Luis D’Agostino, the founding member of QU STAND, said the purpose of the demonstration was to “change the mindsets of the students.” He wants the attitude of the Quinnipiac community to become more empathetic toward the genocide in Darfur, Sudan.
Among the group of approximately 20 demonstrators was Kelly Hyland, a freshman communications major. She described the event as “loitering with intent.”
The demonstrators got the attention of students by chanting slogans like “80 times the number of Quinnipiac students have already died!” and by holding colorful signs from 10 a.m. to 3 p.m. Other signs read, “Darfur needs you,” “STAND up 4 Darfur,” and at least one promoted the group’s Web site, www.QUSTAND.org. Members also handed out flyers with information on how to donate to the organization, participate in its events and find information about the genocide in Darfur. Students came and went as their schedules allowed; they wore homemade “QU STAND” T-shirts designed and made by group members themselves.

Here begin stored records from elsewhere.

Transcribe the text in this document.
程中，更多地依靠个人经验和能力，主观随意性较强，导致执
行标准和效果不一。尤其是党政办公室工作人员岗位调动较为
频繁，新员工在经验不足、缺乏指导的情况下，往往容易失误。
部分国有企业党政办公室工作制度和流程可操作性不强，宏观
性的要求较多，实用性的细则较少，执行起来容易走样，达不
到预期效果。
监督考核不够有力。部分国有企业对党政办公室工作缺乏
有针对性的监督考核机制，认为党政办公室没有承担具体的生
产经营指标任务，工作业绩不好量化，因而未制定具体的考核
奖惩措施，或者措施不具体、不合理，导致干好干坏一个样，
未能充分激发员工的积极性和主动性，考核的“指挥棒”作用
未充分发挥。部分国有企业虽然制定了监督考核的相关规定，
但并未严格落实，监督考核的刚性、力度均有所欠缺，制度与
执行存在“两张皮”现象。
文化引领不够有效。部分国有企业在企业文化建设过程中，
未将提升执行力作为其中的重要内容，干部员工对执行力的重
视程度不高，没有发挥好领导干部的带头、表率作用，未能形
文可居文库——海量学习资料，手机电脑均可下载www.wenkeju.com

Observers said the demonstration was a great idea to promote a worthy cause. Stephanie Reich, a senior nursing major, said she thought the group was taking a “good initiative” toward promoting themselves and the cause. Because of the demonstration, she said she is considering joining the group.
Meghan Driscoll, a freshman media studies major who observed the demonstration, said she thinks the group is achieving its goal. “It definitely put the issue in peoples’ minds. . It’s a good organization with a very good mission because not a lot of organizations at Quinnipiac have a deep meaning.”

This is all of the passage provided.